4. Tahap operasi formal (usia 11 dan seterusnya), yaitu memasukkan pengalaman baru ke dalam pola yang telah ada, akomodasi (mengubah struktur mental yang telah ada berhubungan dengan lingkungan yang berubah), dan equilibrasi (mencapai keseimbangan antara hal-hal yang telah dipahami lebih dahulu dan masukan baru). Karakteristik intelektual pada umur ini adalah:
a. Mampu memecahkan masalah yang abstrak.
b. Dapat berpikir ilmiah.
c. Mengembangkan kepribadian.
Dalam proses pendidikan, intelektual atau intelegensi menentukan perkembangan berpikir seseorang dalam hal belajar. Intelektual atau daya pikir berkembang sejalan dengan pertumbuhan saraf otak karena pikiran pada dasarnya menunjukkan fungsi otak. Diperjelas oleh John Anderson, “The result the study of cognitive psychology have implications for improving intelectual performance. ” Peristiwa belajar yang dialami oleh manusia bukan semata masalah respon terhadap stimulus (rangsangan) yang ada, melainkan adanya self regulation dan self direction yang pengukuran dan pengarahan diri yang dikomtrol oleh otak.
Kemampuan berpikir dipengaruhi oleh kematangan otak yang mampu menunjukkan fungsinya secara baik. Pertumbuhan syaraf yang telah matang akan diikuti oleh fungsinya dengan baik sehingga individu mengalami perkembangan kemampuan berpikirnya, manakala pertumbuhan syaraf pusat atau intelektual akan diawasi oleh kemampuan mengenal untuk mengetahui dunia luar.
Perkembangan intelektual remaja rata-rata berupa pada tahap keempat (kemampuan berfikir abstrak) yang menunjukkan perhatian seseorang kepada kejadian dan peristiwa tidak kekal. Misalnya, pilihan pada pekerjaan, corak hidup masyarakat, pilihan pasangan hidup yang sebenarnya masih jauh di hadapannya, dan lain-lain.

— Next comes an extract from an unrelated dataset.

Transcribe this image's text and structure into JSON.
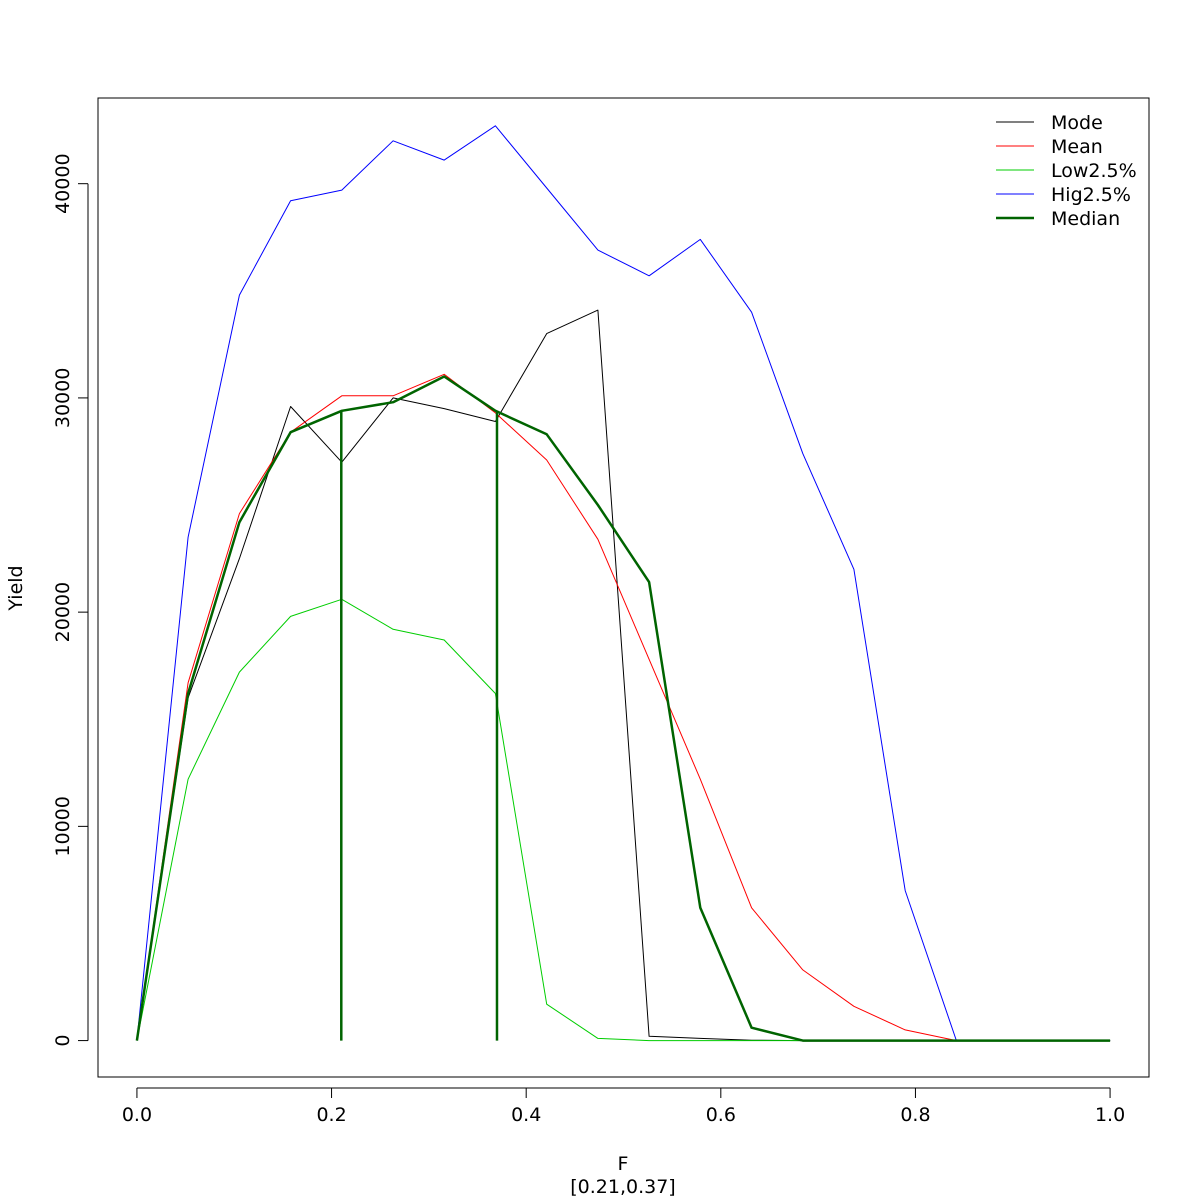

Corak prilaku pribadinya di hari depan dan corak tingkah lakunya sekarang akan berbeda. Kemampuan abstraksi akan menentukan kepribadiannya.
Pikiran remaja sering dipengaruhi oleh ide-ide dari teori-teori yang menyebabkan sikap kritis terthadap situasi dan orang tua. Setiap pendapat orang tua dibandingkan dengan teori yang diikuti atau yang diharapkan sehingga tata-cara, adat istiadat yang berlaku di lingkungan keluarga sering terasa terjadi/ ada pertentangan denagan sikap kritis yang tampak pada perilakunya.

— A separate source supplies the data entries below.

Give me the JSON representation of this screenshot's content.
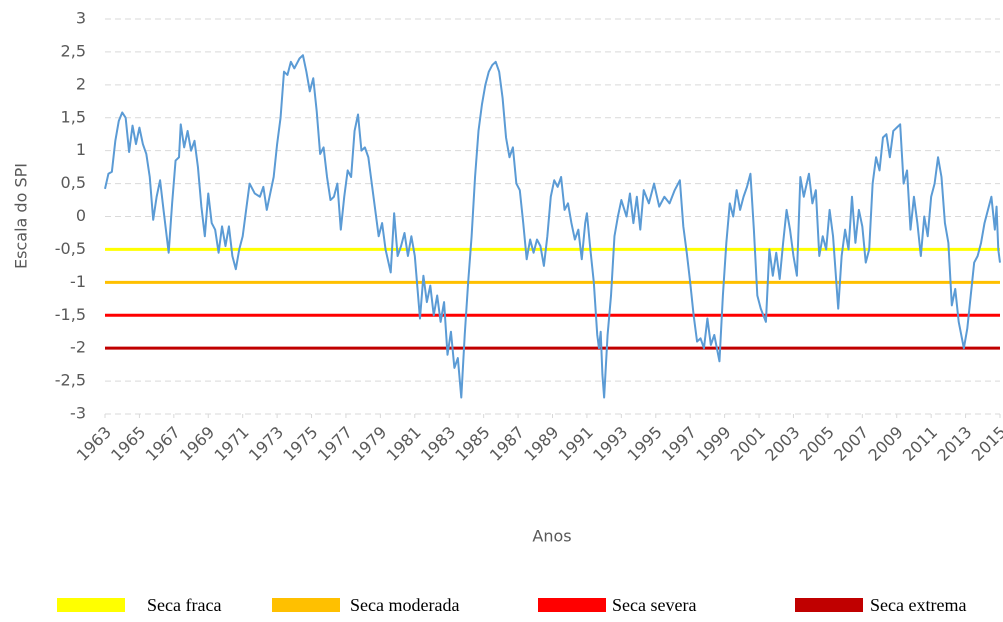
{
  "chart_data": {
    "type": "line",
    "y_label": "Escala do SPI",
    "x_label": "Anos",
    "xlim": [
      1963,
      2015
    ],
    "xticks": [
      1963,
      1965,
      1967,
      1969,
      1971,
      1973,
      1975,
      1977,
      1979,
      1981,
      1983,
      1985,
      1987,
      1989,
      1991,
      1993,
      1995,
      1997,
      1999,
      2001,
      2003,
      2005,
      2007,
      2009,
      2011,
      2013,
      2015
    ],
    "ylim": [
      -3,
      3
    ],
    "yticks": [
      {
        "value": -3,
        "label": "-3"
      },
      {
        "value": -2.5,
        "label": "-2,5"
      },
      {
        "value": -2,
        "label": "-2"
      },
      {
        "value": -1.5,
        "label": "-1,5"
      },
      {
        "value": -1,
        "label": "-1"
      },
      {
        "value": -0.5,
        "label": "-0,5"
      },
      0,
      {
        "value": 0.5,
        "label": "0,5"
      },
      1,
      {
        "value": 1.5,
        "label": "1,5"
      },
      2,
      {
        "value": 2.5,
        "label": "2,5"
      },
      3
    ],
    "grid": true,
    "legend": "bottom",
    "x": [
      1963.0,
      1963.2,
      1963.4,
      1963.6,
      1963.8,
      1964.0,
      1964.2,
      1964.4,
      1964.6,
      1964.8,
      1965.0,
      1965.2,
      1965.4,
      1965.6,
      1965.8,
      1966.0,
      1966.2,
      1966.4,
      1966.7,
      1966.9,
      1967.1,
      1967.3,
      1967.4,
      1967.6,
      1967.8,
      1968.0,
      1968.2,
      1968.4,
      1968.6,
      1968.8,
      1969.0,
      1969.2,
      1969.4,
      1969.6,
      1969.8,
      1970.0,
      1970.2,
      1970.4,
      1970.6,
      1970.8,
      1971.0,
      1971.2,
      1971.4,
      1971.7,
      1972.0,
      1972.2,
      1972.4,
      1972.6,
      1972.8,
      1973.0,
      1973.2,
      1973.4,
      1973.6,
      1973.8,
      1974.0,
      1974.3,
      1974.5,
      1974.7,
      1974.9,
      1975.1,
      1975.3,
      1975.5,
      1975.7,
      1975.9,
      1976.1,
      1976.3,
      1976.5,
      1976.7,
      1976.9,
      1977.1,
      1977.3,
      1977.5,
      1977.7,
      1977.9,
      1978.1,
      1978.3,
      1978.5,
      1978.7,
      1978.9,
      1979.1,
      1979.3,
      1979.6,
      1979.8,
      1980.0,
      1980.2,
      1980.4,
      1980.6,
      1980.8,
      1981.0,
      1981.3,
      1981.5,
      1981.7,
      1981.9,
      1982.1,
      1982.3,
      1982.5,
      1982.7,
      1982.9,
      1983.1,
      1983.3,
      1983.5,
      1983.7,
      1983.9,
      1984.1,
      1984.3,
      1984.5,
      1984.7,
      1984.9,
      1985.1,
      1985.3,
      1985.5,
      1985.7,
      1985.9,
      1986.1,
      1986.3,
      1986.5,
      1986.7,
      1986.9,
      1987.1,
      1987.3,
      1987.5,
      1987.7,
      1987.9,
      1988.1,
      1988.3,
      1988.5,
      1988.7,
      1988.9,
      1989.1,
      1989.3,
      1989.5,
      1989.7,
      1989.9,
      1990.1,
      1990.3,
      1990.5,
      1990.7,
      1990.9,
      1991.0,
      1991.2,
      1991.4,
      1991.6,
      1991.7,
      1991.8,
      1991.9,
      1992.0,
      1992.2,
      1992.4,
      1992.6,
      1992.8,
      1993.0,
      1993.3,
      1993.5,
      1993.7,
      1993.9,
      1994.1,
      1994.3,
      1994.6,
      1994.9,
      1995.2,
      1995.5,
      1995.8,
      1996.1,
      1996.4,
      1996.6,
      1996.8,
      1997.0,
      1997.2,
      1997.4,
      1997.6,
      1997.8,
      1998.0,
      1998.2,
      1998.4,
      1998.7,
      1998.9,
      1999.1,
      1999.3,
      1999.5,
      1999.7,
      1999.9,
      2000.1,
      2000.3,
      2000.5,
      2000.7,
      2000.9,
      2001.1,
      2001.4,
      2001.6,
      2001.8,
      2002.0,
      2002.2,
      2002.4,
      2002.6,
      2002.8,
      2003.0,
      2003.2,
      2003.4,
      2003.6,
      2003.9,
      2004.1,
      2004.3,
      2004.5,
      2004.7,
      2004.9,
      2005.1,
      2005.3,
      2005.6,
      2005.8,
      2006.0,
      2006.2,
      2006.4,
      2006.6,
      2006.8,
      2007.0,
      2007.2,
      2007.4,
      2007.6,
      2007.8,
      2008.0,
      2008.2,
      2008.4,
      2008.6,
      2008.8,
      2009.0,
      2009.2,
      2009.4,
      2009.6,
      2009.8,
      2010.0,
      2010.2,
      2010.4,
      2010.6,
      2010.8,
      2011.0,
      2011.2,
      2011.4,
      2011.6,
      2011.8,
      2012.0,
      2012.2,
      2012.4,
      2012.6,
      2012.9,
      2013.1,
      2013.3,
      2013.5,
      2013.7,
      2013.9,
      2014.1,
      2014.3,
      2014.5,
      2014.7,
      2014.8,
      2014.9,
      2015.0
    ],
    "series": [
      {
        "color": "#5b9bd5",
        "values": [
          0.42,
          0.65,
          0.68,
          1.15,
          1.45,
          1.58,
          1.5,
          0.98,
          1.38,
          1.1,
          1.35,
          1.1,
          0.95,
          0.6,
          -0.05,
          0.3,
          0.55,
          0.1,
          -0.55,
          0.2,
          0.85,
          0.9,
          1.4,
          1.05,
          1.3,
          1.0,
          1.15,
          0.75,
          0.15,
          -0.3,
          0.35,
          -0.1,
          -0.2,
          -0.55,
          -0.15,
          -0.45,
          -0.15,
          -0.6,
          -0.8,
          -0.5,
          -0.3,
          0.1,
          0.5,
          0.35,
          0.3,
          0.45,
          0.1,
          0.35,
          0.6,
          1.1,
          1.5,
          2.2,
          2.15,
          2.35,
          2.25,
          2.4,
          2.45,
          2.2,
          1.9,
          2.1,
          1.6,
          0.95,
          1.05,
          0.6,
          0.25,
          0.3,
          0.5,
          -0.2,
          0.3,
          0.7,
          0.6,
          1.3,
          1.55,
          1.0,
          1.05,
          0.9,
          0.5,
          0.1,
          -0.3,
          -0.1,
          -0.5,
          -0.85,
          0.05,
          -0.6,
          -0.45,
          -0.25,
          -0.6,
          -0.3,
          -0.6,
          -1.55,
          -0.9,
          -1.3,
          -1.05,
          -1.5,
          -1.2,
          -1.6,
          -1.3,
          -2.1,
          -1.75,
          -2.3,
          -2.15,
          -2.75,
          -1.8,
          -1.0,
          -0.3,
          0.6,
          1.3,
          1.7,
          2.0,
          2.2,
          2.3,
          2.35,
          2.2,
          1.8,
          1.2,
          0.9,
          1.05,
          0.5,
          0.4,
          -0.1,
          -0.65,
          -0.35,
          -0.55,
          -0.35,
          -0.45,
          -0.75,
          -0.3,
          0.3,
          0.55,
          0.45,
          0.6,
          0.1,
          0.2,
          -0.1,
          -0.35,
          -0.2,
          -0.65,
          -0.1,
          0.05,
          -0.5,
          -1.0,
          -1.8,
          -2.0,
          -1.75,
          -2.4,
          -2.75,
          -1.8,
          -1.2,
          -0.3,
          0.0,
          0.25,
          0.0,
          0.35,
          -0.1,
          0.3,
          -0.2,
          0.4,
          0.2,
          0.5,
          0.15,
          0.3,
          0.2,
          0.4,
          0.55,
          -0.15,
          -0.55,
          -1.0,
          -1.5,
          -1.9,
          -1.85,
          -2.0,
          -1.55,
          -1.95,
          -1.8,
          -2.2,
          -1.2,
          -0.4,
          0.2,
          0.0,
          0.4,
          0.1,
          0.3,
          0.45,
          0.65,
          -0.2,
          -1.2,
          -1.4,
          -1.6,
          -0.5,
          -0.9,
          -0.55,
          -0.95,
          -0.4,
          0.1,
          -0.2,
          -0.6,
          -0.9,
          0.6,
          0.3,
          0.65,
          0.2,
          0.4,
          -0.6,
          -0.3,
          -0.5,
          0.1,
          -0.3,
          -1.4,
          -0.6,
          -0.2,
          -0.5,
          0.3,
          -0.4,
          0.1,
          -0.15,
          -0.7,
          -0.5,
          0.5,
          0.9,
          0.7,
          1.2,
          1.25,
          0.9,
          1.3,
          1.35,
          1.4,
          0.5,
          0.7,
          -0.2,
          0.3,
          -0.1,
          -0.6,
          0.0,
          -0.3,
          0.3,
          0.5,
          0.9,
          0.6,
          -0.1,
          -0.4,
          -1.35,
          -1.1,
          -1.6,
          -2.0,
          -1.7,
          -1.2,
          -0.7,
          -0.6,
          -0.4,
          -0.1,
          0.1,
          0.3,
          -0.2,
          0.15,
          -0.5,
          -0.7
        ]
      }
    ],
    "thresholds": [
      {
        "name": "Seca fraca",
        "color": "#ffff00",
        "value": -0.5
      },
      {
        "name": "Seca moderada",
        "color": "#ffc000",
        "value": -1
      },
      {
        "name": "Seca severa",
        "color": "#ff0000",
        "value": -1.5
      },
      {
        "name": "Seca extrema",
        "color": "#c00000",
        "value": -2
      }
    ]
  }
}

Pengaruh egosentrisme terlihat pada pikirannya yang menyebabkan kekakuan dalam cara berpikir maupun bertingkah laku remaja. Persoalan yang timbul pada masa remaja bertalian dengan perkembangan fisik yang dirasakan mencekam dirinya, dia berpikiran bahwa orang lain sepikiran atau tidak puas dengan penampilan dirinya. Egosentrisme dapat juga menimbulkan reaksi lain, yaitu remaja justru melebih-lebihkan diri dalam penilaian terhadap diri sendiri sehingga berani menentang melakukan aktivitas yang berisiko.
B. Implementasi Perkembangan Inteligensi dalam Pendidikan
Untuk dapat memberikan perlakuan-perlakuan pendidikan secara lebih tepat, perlu didasarkan kepada prinsip-prinsip perkembangan. Mendidik bukanlah sekedar memberikan informasi kepada orang lain. Mendidik merupakan proses membantu perkembangan peserta didik menuju kedewasaan menjadi dirinya sendiri. Oleh karenanya pendidik perlu mempelajari dan memahami perilaku peserta didik. Pendidik haruslah mengetahui pada taraf perkembangan apa sebenarnya anak yang dididik itu.

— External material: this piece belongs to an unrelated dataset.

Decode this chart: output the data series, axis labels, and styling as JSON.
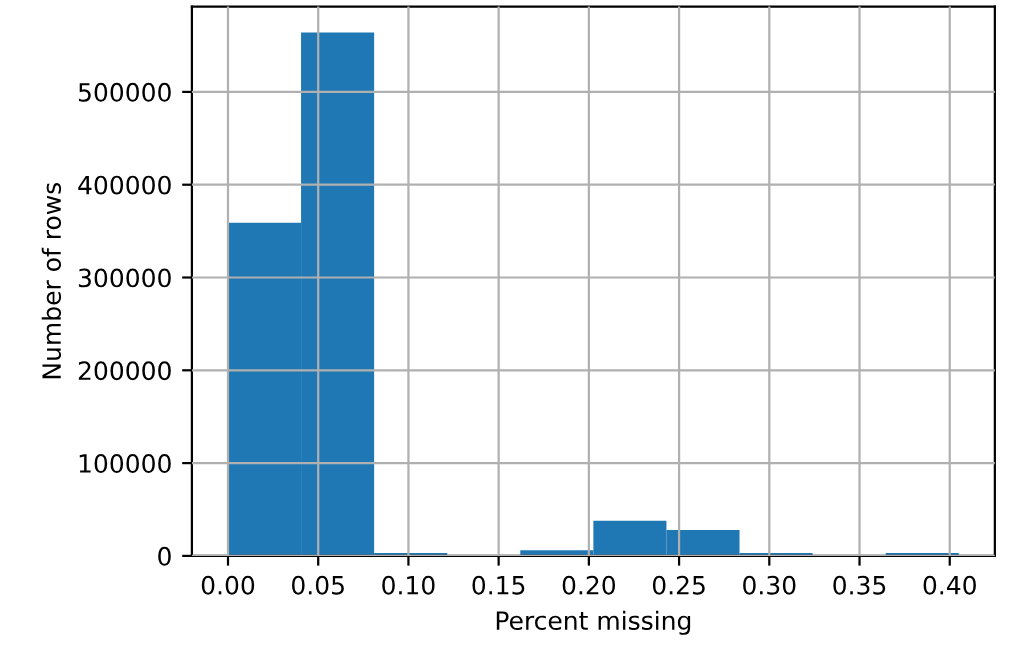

Agar pendidikan benar-benar dapat membantu perkembangan anak didik secara optimal, maka dalam memberikan pendidikan perlu memperhatikan dan mendasarkan diri pada faktor-faktor yang mempengaruhi perkembangan yaitu faktor bawaan, faktor lingkungan, faktor kematangan, dan faktor belajar (Eddy H dan Soebanoe, 1989 : 21). Pendidikan perlu mengintegrasikan faktor-faktor yang mempengaruhi perkembangan sehingga terjadi integrasi antara faktor-faktor tersebut, sehingga akan menimbulkan pengaruh yang kuat terhadap perkembangan anak dan mencapai tujuan pendidikan.
Anak-anak adalah pembelajar aktif, mengalami langsung pengalaman fisik dan sosial sebagaimana halnya pengetahuan yang ditransmisikan secara kultural untuk menyusun pemahaman-pemahaman mereka sendiri tentang dunia yang ada di sekitar mereka. Anak-anak memiliki kontribusi terhadap perkembangan dan belajar mereka sendiri sebagaimana halnya mereka berusaha untuk menanggapi pengalaman-pengalaman harian mereka di rumah, program usia dini dan komunitas. Prinsip-prinsip dari praktek yang sesuai dengan tahapan perkembangan didasarkan pada teori-teori dominan yang memandang bahwa perkembangan intelektual dari sebuah perspektif konstruktivis-interaktif (Dewey 1916; Piaget 1952; Vygotsky 1978; DeVries & Kohlberg 1990; Rogoff 1990; Gardner 1991; Kamii & Ewing 1996).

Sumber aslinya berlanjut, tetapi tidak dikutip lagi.